Some emergency physicians may perceive hospital quality-improvement initiatives as endeavors that were conceived primarily by academic types and committees and that have relatively little effect on how the emergency department operates on a day-to-day basis. That may have been the case a few years ago, but things are changing—and fast.
Several performance-reporting and incentive programs, some in place and others in development, will affect the emergency department in the year ahead, either directly or by a trickle-down effect of hospital performance-improvement pressures. For now, the dominant one is the Physician Quality Reporting Initiative (PQRI).
PQRI Program Will Expand
The 3-year-old program created by the Centers for Medicare and Medicaid Services has begun to pay out as promised, and payments to emergency physicians this year and next are expected to increase substantially from the average $1,000 bonus for 2008 reporting, said Dr. Michael Granovsky, course director of ACEP’s National Coding and Reimbursement Conference.
“Statistically, all other things remaining equal, we should expect that payments will be larger for 2009 and 2010 because we now have 12 months at 2%,” he said, up from the 1.5% bonus structure in place in 2008. If emergency physicians maintain consistent reporting rates, he added, they can expect a bonus of roughly $1,300.
It’s not just rising incentive payments—which may not even cover the investment in systems required to report—that will drive increased participation in PQRI, Dr.

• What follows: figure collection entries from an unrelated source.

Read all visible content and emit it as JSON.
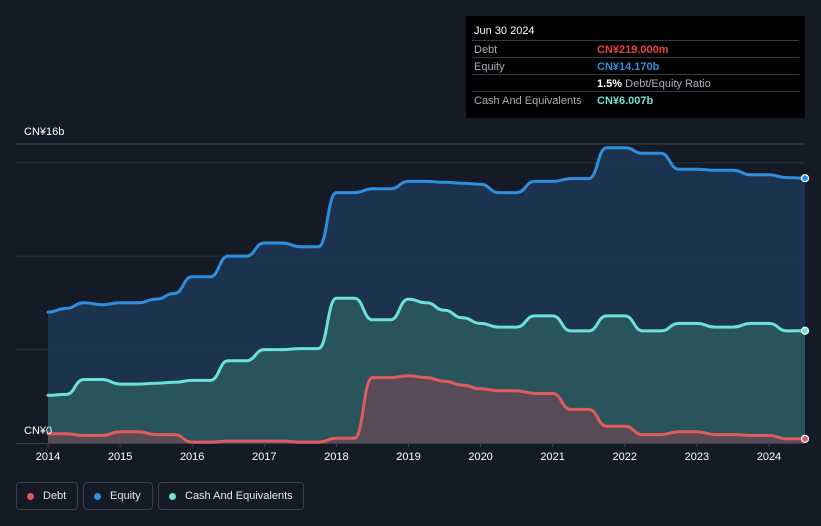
{
  "tooltip": {
    "date": "Jun 30 2024",
    "debt_label": "Debt",
    "debt_value": "CN¥219.000m",
    "equity_label": "Equity",
    "equity_value": "CN¥14.170b",
    "ratio_value": "1.5%",
    "ratio_label": "Debt/Equity Ratio",
    "cash_label": "Cash And Equivalents",
    "cash_value": "CN¥6.007b"
  },
  "legend": {
    "debt": "Debt",
    "equity": "Equity",
    "cash": "Cash And Equivalents"
  },
  "colors": {
    "background": "#151b26",
    "debt": "#e05c5c",
    "equity": "#2e8fe0",
    "cash": "#6ce2d4",
    "tooltip_debt": "#e8433c"
  },
  "chart_data": {
    "type": "area",
    "y_axis_labels": [
      "CN¥16b",
      "CN¥0"
    ],
    "ylim": [
      0,
      16
    ],
    "unit": "CN¥ billions",
    "x_tick_labels": [
      "2014",
      "2015",
      "2016",
      "2017",
      "2018",
      "2019",
      "2020",
      "2021",
      "2022",
      "2023",
      "2024"
    ],
    "xlim": [
      2014,
      2024.5
    ],
    "grid": true,
    "legend_position": "bottom-left",
    "series": [
      {
        "name": "Equity",
        "points": [
          [
            2014.0,
            7.0
          ],
          [
            2014.25,
            7.2
          ],
          [
            2014.5,
            7.5
          ],
          [
            2014.75,
            7.4
          ],
          [
            2015.0,
            7.5
          ],
          [
            2015.25,
            7.5
          ],
          [
            2015.5,
            7.7
          ],
          [
            2015.75,
            8.0
          ],
          [
            2016.0,
            8.9
          ],
          [
            2016.25,
            8.9
          ],
          [
            2016.5,
            10.0
          ],
          [
            2016.75,
            10.0
          ],
          [
            2017.0,
            10.7
          ],
          [
            2017.25,
            10.7
          ],
          [
            2017.5,
            10.5
          ],
          [
            2017.75,
            10.5
          ],
          [
            2018.0,
            13.4
          ],
          [
            2018.25,
            13.4
          ],
          [
            2018.5,
            13.6
          ],
          [
            2018.75,
            13.6
          ],
          [
            2019.0,
            14.0
          ],
          [
            2019.25,
            14.0
          ],
          [
            2019.5,
            13.95
          ],
          [
            2019.75,
            13.9
          ],
          [
            2020.0,
            13.85
          ],
          [
            2020.25,
            13.4
          ],
          [
            2020.5,
            13.4
          ],
          [
            2020.75,
            14.0
          ],
          [
            2021.0,
            14.0
          ],
          [
            2021.25,
            14.15
          ],
          [
            2021.5,
            14.15
          ],
          [
            2021.75,
            15.8
          ],
          [
            2022.0,
            15.8
          ],
          [
            2022.25,
            15.5
          ],
          [
            2022.5,
            15.5
          ],
          [
            2022.75,
            14.65
          ],
          [
            2023.0,
            14.65
          ],
          [
            2023.25,
            14.6
          ],
          [
            2023.5,
            14.6
          ],
          [
            2023.75,
            14.35
          ],
          [
            2024.0,
            14.35
          ],
          [
            2024.25,
            14.2
          ],
          [
            2024.5,
            14.17
          ]
        ]
      },
      {
        "name": "Cash And Equivalents",
        "points": [
          [
            2014.0,
            2.55
          ],
          [
            2014.25,
            2.6
          ],
          [
            2014.5,
            3.4
          ],
          [
            2014.75,
            3.4
          ],
          [
            2015.0,
            3.15
          ],
          [
            2015.25,
            3.15
          ],
          [
            2015.5,
            3.2
          ],
          [
            2015.75,
            3.25
          ],
          [
            2016.0,
            3.35
          ],
          [
            2016.25,
            3.35
          ],
          [
            2016.5,
            4.4
          ],
          [
            2016.75,
            4.4
          ],
          [
            2017.0,
            5.0
          ],
          [
            2017.25,
            5.0
          ],
          [
            2017.5,
            5.05
          ],
          [
            2017.75,
            5.05
          ],
          [
            2018.0,
            7.75
          ],
          [
            2018.25,
            7.75
          ],
          [
            2018.5,
            6.6
          ],
          [
            2018.75,
            6.6
          ],
          [
            2019.0,
            7.7
          ],
          [
            2019.25,
            7.5
          ],
          [
            2019.5,
            7.1
          ],
          [
            2019.75,
            6.7
          ],
          [
            2020.0,
            6.4
          ],
          [
            2020.25,
            6.2
          ],
          [
            2020.5,
            6.2
          ],
          [
            2020.75,
            6.8
          ],
          [
            2021.0,
            6.8
          ],
          [
            2021.25,
            6.0
          ],
          [
            2021.5,
            6.0
          ],
          [
            2021.75,
            6.8
          ],
          [
            2022.0,
            6.8
          ],
          [
            2022.25,
            6.0
          ],
          [
            2022.5,
            6.0
          ],
          [
            2022.75,
            6.4
          ],
          [
            2023.0,
            6.4
          ],
          [
            2023.25,
            6.2
          ],
          [
            2023.5,
            6.2
          ],
          [
            2023.75,
            6.4
          ],
          [
            2024.0,
            6.4
          ],
          [
            2024.25,
            6.0
          ],
          [
            2024.5,
            6.007
          ]
        ]
      },
      {
        "name": "Debt",
        "points": [
          [
            2014.0,
            0.5
          ],
          [
            2014.25,
            0.5
          ],
          [
            2014.5,
            0.4
          ],
          [
            2014.75,
            0.4
          ],
          [
            2015.0,
            0.6
          ],
          [
            2015.25,
            0.6
          ],
          [
            2015.5,
            0.45
          ],
          [
            2015.75,
            0.45
          ],
          [
            2016.0,
            0.05
          ],
          [
            2016.25,
            0.05
          ],
          [
            2016.5,
            0.1
          ],
          [
            2016.75,
            0.1
          ],
          [
            2017.0,
            0.1
          ],
          [
            2017.25,
            0.1
          ],
          [
            2017.5,
            0.05
          ],
          [
            2017.75,
            0.05
          ],
          [
            2018.0,
            0.25
          ],
          [
            2018.25,
            0.25
          ],
          [
            2018.5,
            3.5
          ],
          [
            2018.75,
            3.5
          ],
          [
            2019.0,
            3.6
          ],
          [
            2019.25,
            3.5
          ],
          [
            2019.5,
            3.3
          ],
          [
            2019.75,
            3.1
          ],
          [
            2020.0,
            2.9
          ],
          [
            2020.25,
            2.8
          ],
          [
            2020.5,
            2.8
          ],
          [
            2020.75,
            2.65
          ],
          [
            2021.0,
            2.65
          ],
          [
            2021.25,
            1.8
          ],
          [
            2021.5,
            1.8
          ],
          [
            2021.75,
            0.9
          ],
          [
            2022.0,
            0.9
          ],
          [
            2022.25,
            0.45
          ],
          [
            2022.5,
            0.45
          ],
          [
            2022.75,
            0.6
          ],
          [
            2023.0,
            0.6
          ],
          [
            2023.25,
            0.45
          ],
          [
            2023.5,
            0.45
          ],
          [
            2023.75,
            0.4
          ],
          [
            2024.0,
            0.4
          ],
          [
            2024.25,
            0.22
          ],
          [
            2024.5,
            0.219
          ]
        ]
      }
    ]
  }
}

Granovsky predicts. Rather, it’s the growing perception that measuring performance confers benefits for the community and fosters pride on the part of hospitals.
Since PQRI’s launch in 2007, emergency medicine has emerged as a stellar performer among the specialties in reporting rates. On the community-acquired pneumonia (CAP) measures in 2008, emergency physicians tallied a 97% reporting success rate on antibiotic administration and assessment of mental status in pneumonia, and 96% on vital signs. Emergency physicians also performed well on three other emergency medicine measures: aspirin administration for myocardial infarction, ECG for chest pain, and ECG for syncope.
One reason ACEP members might not be fully in tune with developments in the PQRI program is that incentive funds flow through the hospital or corporate entity that employs them, not directly to emergency physicians. Also, because ED billing companies handle most of the measure-performance reporting activities, emergency physicians might be unaware that a bonus payment is tied to the government initiative.